A Vale disse, por nota, que a empresa tem investido continuamente para aprimorar seus controles ambientais, conforme compromisso assumido com a sociedade e com os órgãos públicos.
“A empresa está implantando seu Plano Diretor Ambiental, que conta com diversas ações para reduzir ao máximo a emissão de poeira e aprimorar a gestão hídrica na Unidade Tubarão, em Vitória. As ações implantadas reduziram em cerca de 85% as emissões difusas de poeira emitidas pela empresa em relação a 2010 e a previsão é alcançar aproximadamente 93% de redução, informou.
“Importante esclarecer, também, que a poeira sedimentável, popularmente conhecida como “pó preto”, é composta por diferentes elementos provenientes de diversas fontes, como veiculares, construção civil e industriais, conforme Inventário de Fontes do Instituto Estadual do Meio Ambiente (Iema)”, finalizou.
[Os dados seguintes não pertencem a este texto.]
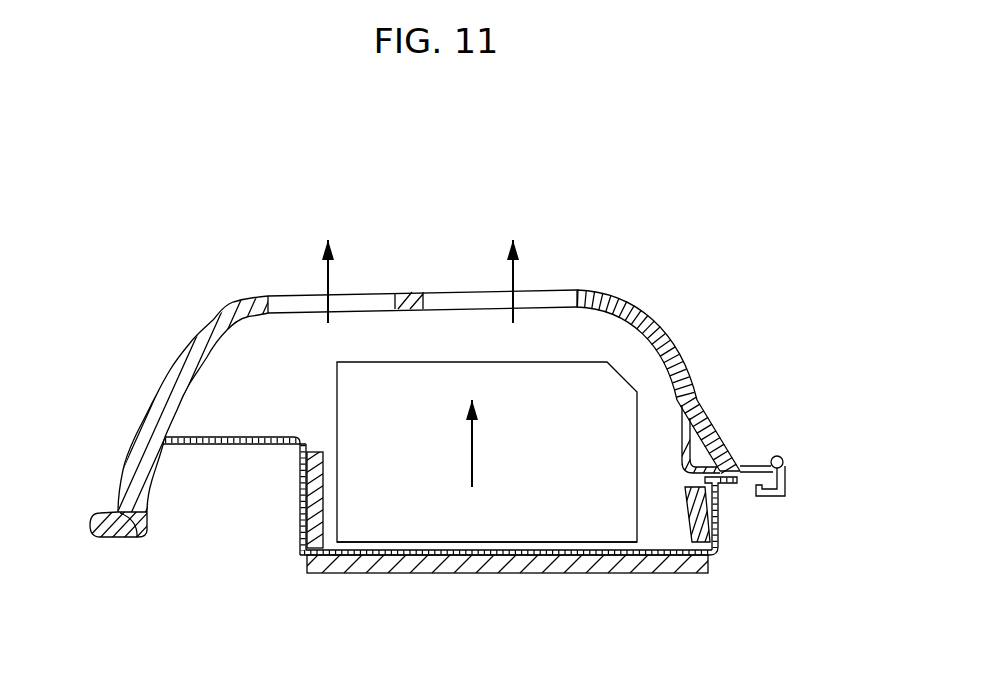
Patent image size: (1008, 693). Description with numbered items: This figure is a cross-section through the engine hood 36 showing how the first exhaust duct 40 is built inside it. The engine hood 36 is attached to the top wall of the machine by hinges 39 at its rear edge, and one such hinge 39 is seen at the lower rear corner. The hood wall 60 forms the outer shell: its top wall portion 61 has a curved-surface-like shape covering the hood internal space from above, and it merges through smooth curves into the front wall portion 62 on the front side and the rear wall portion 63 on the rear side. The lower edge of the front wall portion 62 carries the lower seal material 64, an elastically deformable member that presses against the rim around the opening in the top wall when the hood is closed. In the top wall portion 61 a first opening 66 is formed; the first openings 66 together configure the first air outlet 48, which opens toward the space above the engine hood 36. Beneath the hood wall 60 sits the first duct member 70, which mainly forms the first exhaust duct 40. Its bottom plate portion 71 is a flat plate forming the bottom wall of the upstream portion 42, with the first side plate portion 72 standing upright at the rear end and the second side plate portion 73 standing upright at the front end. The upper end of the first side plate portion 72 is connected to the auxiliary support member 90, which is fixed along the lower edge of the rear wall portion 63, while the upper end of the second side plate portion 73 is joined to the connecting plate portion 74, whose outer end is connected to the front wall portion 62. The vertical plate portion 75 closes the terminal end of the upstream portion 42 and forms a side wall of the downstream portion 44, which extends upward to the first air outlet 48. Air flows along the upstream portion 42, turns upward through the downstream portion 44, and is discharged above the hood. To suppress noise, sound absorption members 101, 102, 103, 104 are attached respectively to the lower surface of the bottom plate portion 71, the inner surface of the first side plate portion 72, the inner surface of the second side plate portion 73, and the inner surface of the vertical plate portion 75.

The engine hood 36 is at (641, 207).
The hinge 39 is at (784, 459).
The first exhaust duct 40 is at (292, 596).
The upstream portion 42 is at (651, 520).
The downstream portion 44 is at (594, 345).
The first air outlet 48 is at (470, 281).
The hood wall 60 is at (621, 295).
The top wall portion 61 is at (264, 294).
The front wall portion 62 is at (160, 395).
The rear wall portion 63 is at (694, 380).
The lower seal material 64 is at (103, 540).
The first opening 66 is at (380, 292).
The first duct member 70 is at (723, 551).
The bottom plate portion 71 is at (473, 557).
The first side plate portion 72 is at (719, 520).
The second side plate portion 73 is at (298, 508).
The connecting plate portion 74 is at (207, 445).
The vertical plate portion 75 is at (226, 370).
The auxiliary support member 90 is at (690, 436).
The sound absorption member 101 is at (395, 574).
The sound absorption member 102 is at (688, 532).
The sound absorption member 103 is at (316, 443).
The sound absorption member 104 is at (563, 525).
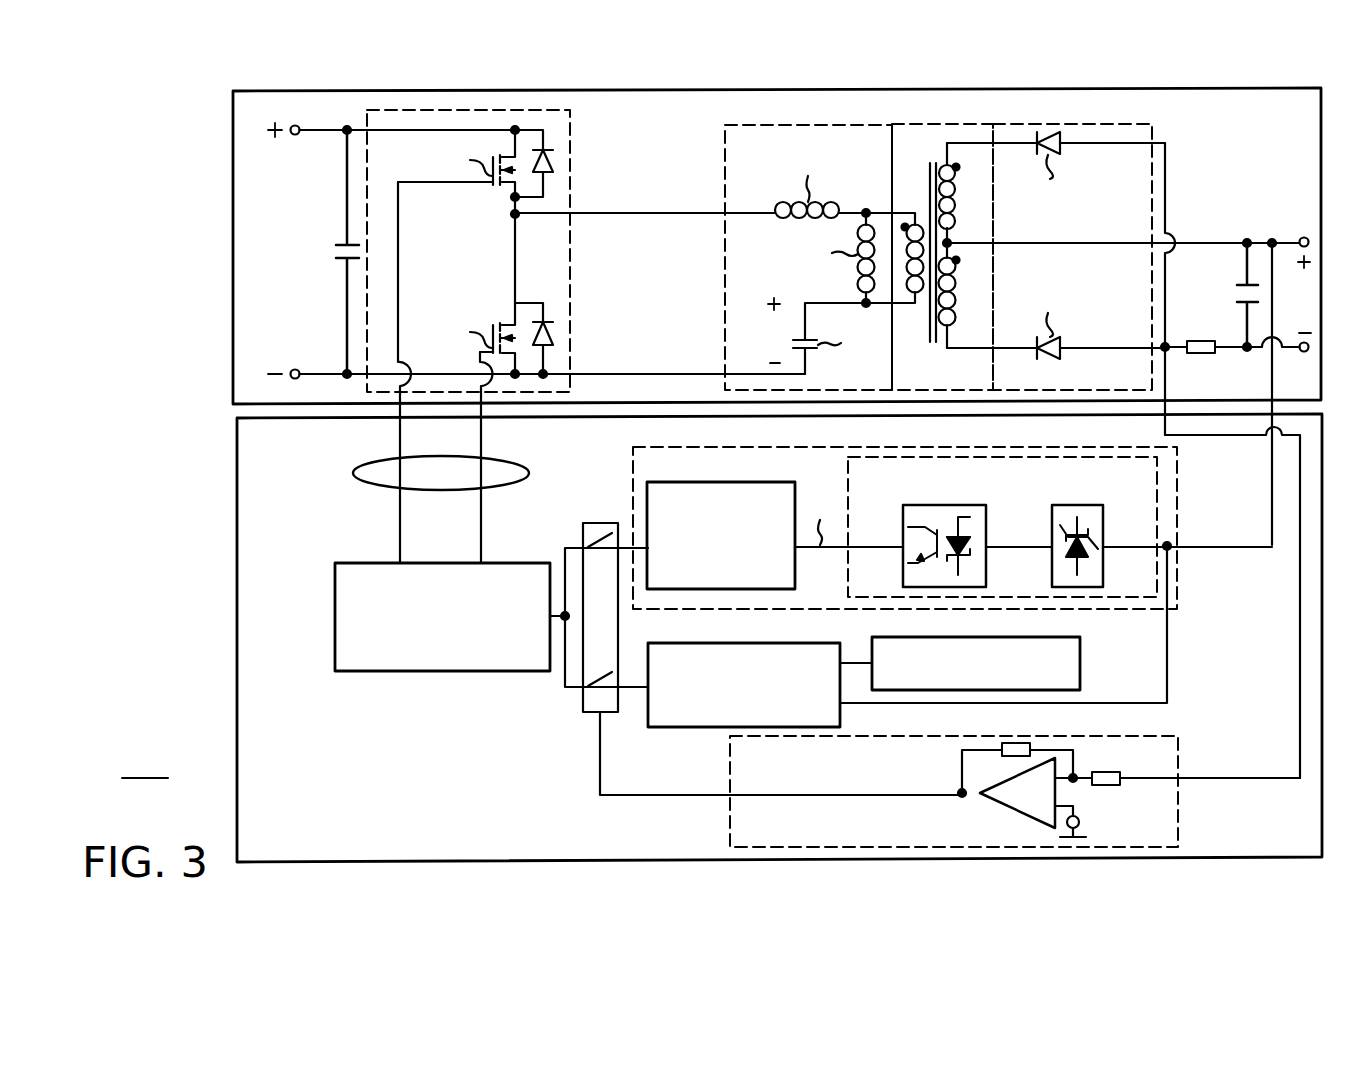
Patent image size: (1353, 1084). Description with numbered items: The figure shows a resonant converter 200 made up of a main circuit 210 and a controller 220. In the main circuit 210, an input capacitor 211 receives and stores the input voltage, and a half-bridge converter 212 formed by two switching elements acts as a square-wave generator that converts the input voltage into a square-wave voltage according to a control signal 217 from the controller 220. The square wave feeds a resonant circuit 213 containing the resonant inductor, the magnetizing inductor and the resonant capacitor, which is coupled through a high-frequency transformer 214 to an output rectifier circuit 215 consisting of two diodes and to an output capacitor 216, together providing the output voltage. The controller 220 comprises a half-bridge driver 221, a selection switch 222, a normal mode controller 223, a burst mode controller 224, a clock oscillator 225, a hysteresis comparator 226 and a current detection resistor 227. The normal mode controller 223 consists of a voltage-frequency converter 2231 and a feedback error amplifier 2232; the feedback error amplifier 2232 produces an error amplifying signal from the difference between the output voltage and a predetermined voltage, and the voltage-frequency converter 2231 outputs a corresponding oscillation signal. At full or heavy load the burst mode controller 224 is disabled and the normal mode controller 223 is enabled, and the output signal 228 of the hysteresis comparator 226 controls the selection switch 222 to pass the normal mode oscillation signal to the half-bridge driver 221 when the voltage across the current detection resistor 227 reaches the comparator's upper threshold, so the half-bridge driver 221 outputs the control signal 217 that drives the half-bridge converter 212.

The resonant converter 200 is at (722, 475).
The main circuit 210 is at (233, 122).
The input capacitor 211 is at (340, 244).
The half-bridge converter 212 is at (583, 123).
The resonant circuit 213 is at (807, 125).
The high-frequency transformer 214 is at (942, 122).
The output rectifier circuit 215 is at (1072, 122).
The output capacitor 216 is at (1243, 283).
The control signal 217 is at (353, 473).
The controller 220 is at (237, 449).
The half-bridge driver 221 is at (444, 673).
The selection switch 222 is at (600, 522).
The normal mode controller 223 is at (1180, 462).
The voltage-frequency converter 2231 is at (650, 482).
The feedback error amplifier 2232 is at (1158, 497).
The burst mode controller 224 is at (650, 643).
The clock oscillator 225 is at (1082, 663).
The hysteresis comparator 226 is at (1180, 750).
The current detection resistor 227 is at (1200, 340).
The output signal 228 is at (643, 792).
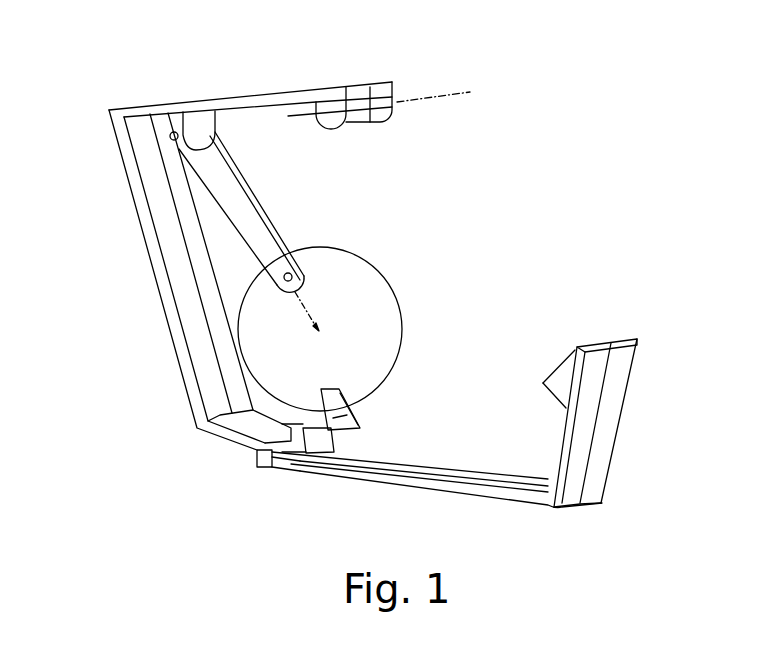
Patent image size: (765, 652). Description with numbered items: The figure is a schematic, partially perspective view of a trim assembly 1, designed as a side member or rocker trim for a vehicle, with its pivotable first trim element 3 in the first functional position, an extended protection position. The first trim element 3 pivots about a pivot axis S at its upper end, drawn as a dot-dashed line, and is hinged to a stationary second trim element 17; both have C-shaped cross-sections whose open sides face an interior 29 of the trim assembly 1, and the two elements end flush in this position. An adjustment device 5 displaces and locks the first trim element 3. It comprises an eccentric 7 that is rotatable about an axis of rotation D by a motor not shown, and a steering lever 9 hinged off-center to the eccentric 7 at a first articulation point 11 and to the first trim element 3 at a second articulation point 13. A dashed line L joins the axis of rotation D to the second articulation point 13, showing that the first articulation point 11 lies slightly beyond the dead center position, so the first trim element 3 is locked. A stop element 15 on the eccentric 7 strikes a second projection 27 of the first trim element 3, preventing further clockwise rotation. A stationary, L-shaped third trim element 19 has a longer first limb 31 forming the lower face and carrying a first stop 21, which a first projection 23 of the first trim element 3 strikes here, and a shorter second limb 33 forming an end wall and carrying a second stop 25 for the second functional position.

The trim assembly 1 is at (500, 104).
The first trim element 3 is at (143, 232).
The adjustment device 5 is at (405, 238).
The eccentric 7 is at (395, 280).
The steering lever 9 is at (222, 136).
The first articulation point 11 is at (304, 252).
The second articulation point 13 is at (173, 131).
The stop element 15 is at (360, 418).
The second trim element 17 is at (383, 83).
The third trim element 19 is at (618, 331).
The first stop 21 is at (257, 455).
The first projection 23 is at (277, 470).
The second stop 25 is at (553, 370).
The second projection 27 is at (337, 478).
The interior 29 is at (505, 258).
The first limb 31 is at (462, 485).
The second limb 33 is at (565, 440).
The pivot axis S is at (458, 92).
The dashed line L is at (220, 180).
The axis of rotation D is at (321, 331).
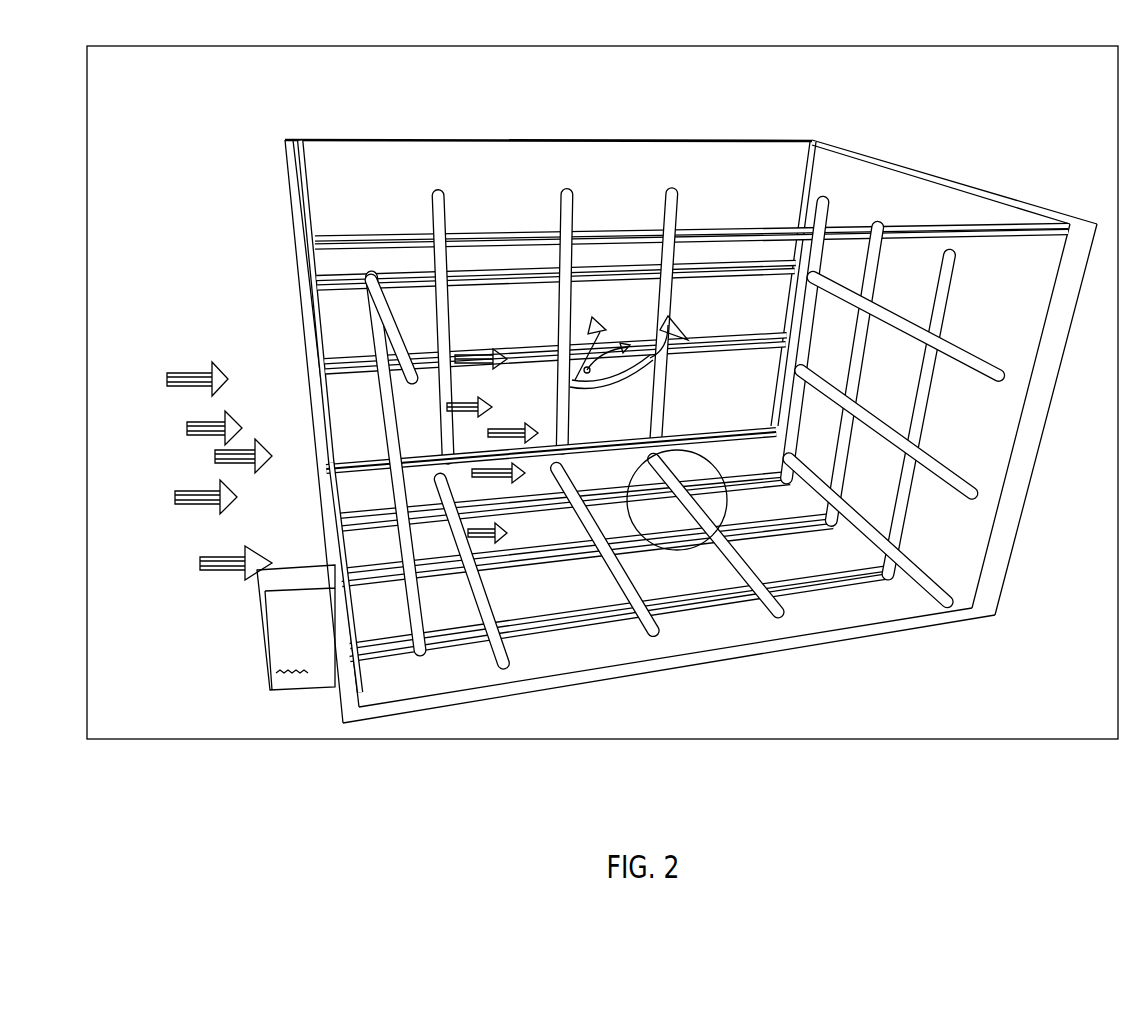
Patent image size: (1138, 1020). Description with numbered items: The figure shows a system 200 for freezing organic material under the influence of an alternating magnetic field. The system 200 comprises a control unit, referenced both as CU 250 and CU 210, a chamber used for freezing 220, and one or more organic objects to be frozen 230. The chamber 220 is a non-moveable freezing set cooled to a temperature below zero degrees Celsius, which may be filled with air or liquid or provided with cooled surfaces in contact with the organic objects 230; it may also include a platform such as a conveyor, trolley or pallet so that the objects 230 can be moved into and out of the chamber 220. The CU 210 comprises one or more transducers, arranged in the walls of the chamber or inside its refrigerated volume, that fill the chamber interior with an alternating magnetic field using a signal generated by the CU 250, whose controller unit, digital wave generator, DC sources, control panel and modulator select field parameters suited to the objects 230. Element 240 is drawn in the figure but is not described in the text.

The system 200 is at (691, 432).
The CU 210 is at (398, 463).
The chamber used for freezing 220 is at (930, 402).
The organic objects to be frozen 230 is at (648, 421).
The floor grid rails 240 is at (610, 575).
The CU 250 is at (352, 519).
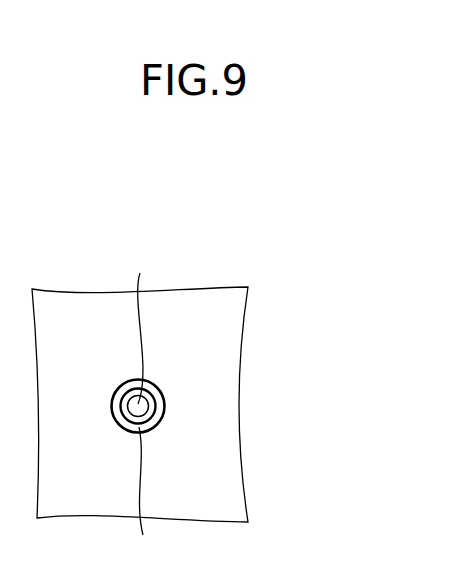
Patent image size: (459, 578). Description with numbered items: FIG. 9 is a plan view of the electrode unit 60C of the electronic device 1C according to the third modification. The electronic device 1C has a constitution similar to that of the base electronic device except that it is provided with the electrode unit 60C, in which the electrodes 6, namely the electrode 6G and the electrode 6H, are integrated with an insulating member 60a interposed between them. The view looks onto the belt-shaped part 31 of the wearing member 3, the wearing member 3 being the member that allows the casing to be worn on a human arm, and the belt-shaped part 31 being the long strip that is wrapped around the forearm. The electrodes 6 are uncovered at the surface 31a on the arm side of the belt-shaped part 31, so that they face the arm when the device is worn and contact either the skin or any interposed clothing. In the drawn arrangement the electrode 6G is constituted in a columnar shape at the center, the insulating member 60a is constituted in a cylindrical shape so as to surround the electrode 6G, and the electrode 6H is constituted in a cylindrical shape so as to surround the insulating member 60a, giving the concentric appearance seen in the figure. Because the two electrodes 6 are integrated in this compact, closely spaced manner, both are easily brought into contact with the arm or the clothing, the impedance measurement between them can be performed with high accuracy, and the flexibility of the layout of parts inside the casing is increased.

The electronic device 1C is at (207, 345).
The wearing member 3 is at (212, 502).
The electrodes 6 is at (146, 406).
The electrode 6G is at (144, 326).
The electrode 6H is at (148, 496).
The belt-shaped part 31 is at (140, 404).
The surface 31a is at (207, 412).
The electrode unit 60C is at (165, 398).
The insulating member 60a is at (150, 412).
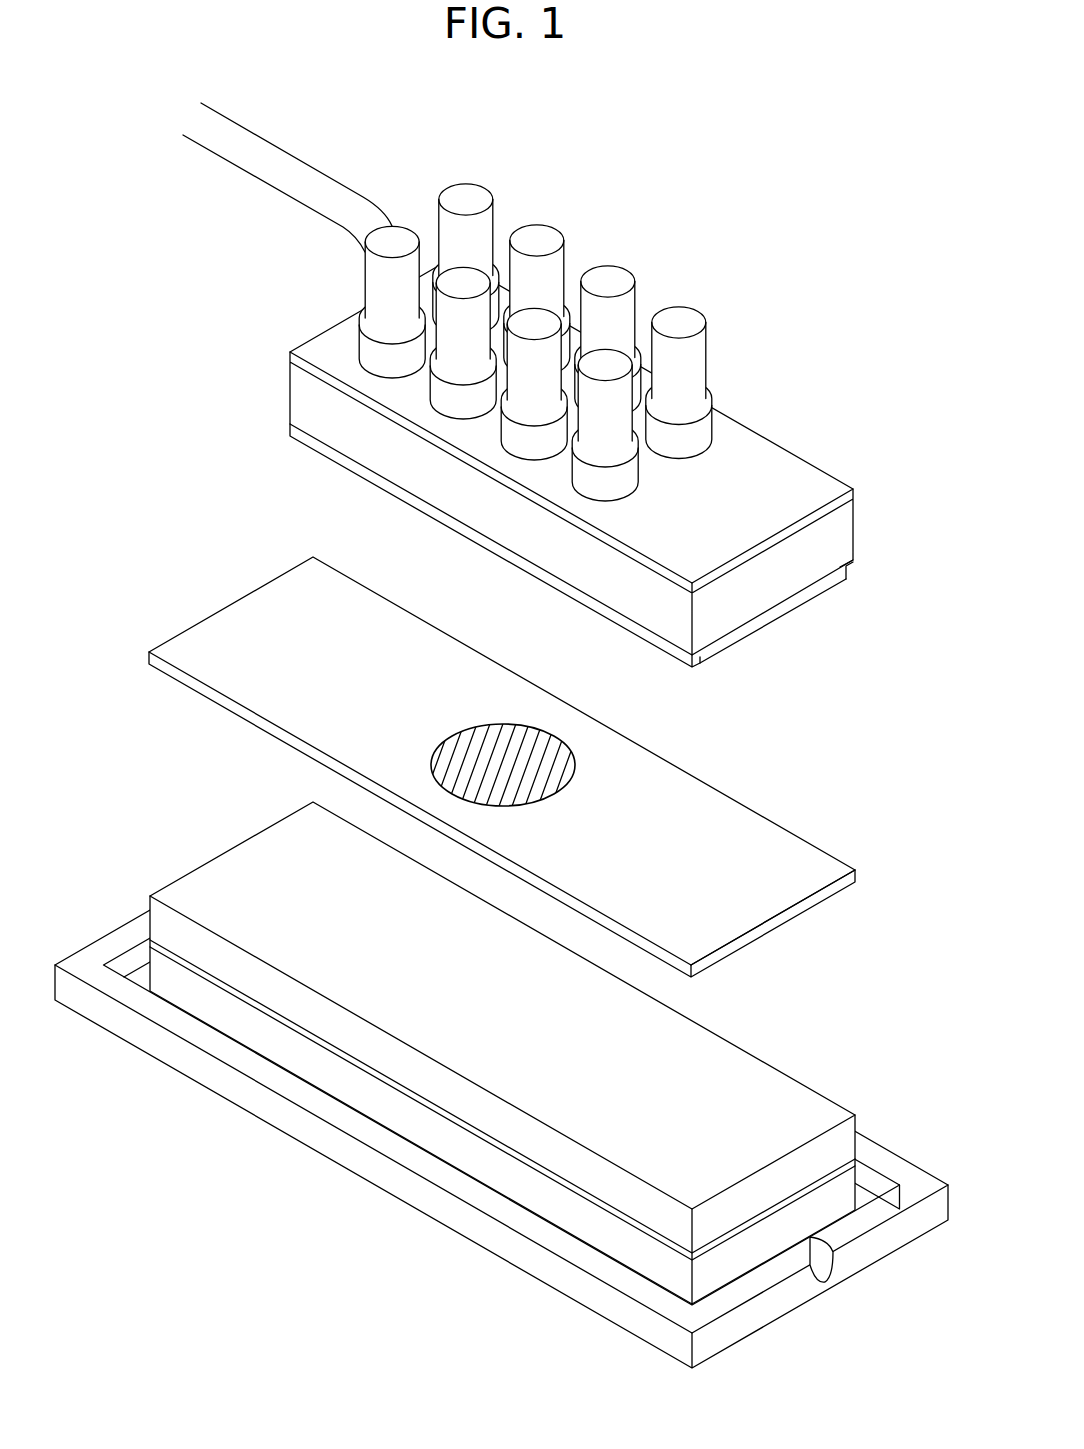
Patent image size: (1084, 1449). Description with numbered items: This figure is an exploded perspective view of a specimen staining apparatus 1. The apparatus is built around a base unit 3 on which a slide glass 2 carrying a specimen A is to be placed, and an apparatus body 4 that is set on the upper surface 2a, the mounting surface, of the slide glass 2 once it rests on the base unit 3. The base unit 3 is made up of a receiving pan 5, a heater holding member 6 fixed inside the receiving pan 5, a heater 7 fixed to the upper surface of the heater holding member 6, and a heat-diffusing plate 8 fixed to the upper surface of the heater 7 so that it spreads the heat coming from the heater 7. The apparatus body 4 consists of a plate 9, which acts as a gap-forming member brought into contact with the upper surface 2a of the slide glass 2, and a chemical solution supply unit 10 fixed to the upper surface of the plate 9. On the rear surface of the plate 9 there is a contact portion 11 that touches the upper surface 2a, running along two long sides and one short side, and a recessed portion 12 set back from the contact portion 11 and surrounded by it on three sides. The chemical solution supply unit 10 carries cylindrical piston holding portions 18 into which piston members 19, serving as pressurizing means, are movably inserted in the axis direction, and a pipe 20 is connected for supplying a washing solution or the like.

The specimen staining apparatus 1 is at (80, 279).
The slide glass 2 is at (220, 596).
The upper surface 2a is at (778, 858).
The base unit 3 is at (830, 1073).
The apparatus body 4 is at (856, 467).
The receiving pan 5 is at (865, 1248).
The heater holding member 6 is at (512, 1172).
The heater 7 is at (367, 1065).
The heat-diffusing plate 8 is at (262, 985).
The plate 9 is at (880, 565).
The chemical solution supply unit 10 is at (773, 478).
The contact portion 11 is at (853, 573).
The recessed portion 12 is at (790, 607).
The piston holding portions 18 is at (703, 425).
The piston members 19 is at (688, 315).
The pipe 20 is at (287, 167).
The specimen A is at (515, 732).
A ArcelorMittal Tubarão disse que está investindo, até o final desse ano, R$ 1,87 bilhão na melhoria dos seus processos ambientais. “Dentre os projetos já finalizados estão a instalação de Wind Fences em vários pátios; novas coberturas nas correias transportadoras de matérias-primas; um novo sistema de despoeiramento no Pátio de Beneficiamento de Coprodutos e uma nova quarta bateria na Coqueria, dentre outras melhorias e tecnologias”, informou.
Procurada pela redação do MovNews, a Simec não se manifestou sobre as reclamações até a divulgação desta reportagem. Caso haja resposta, a matéria será atualizada.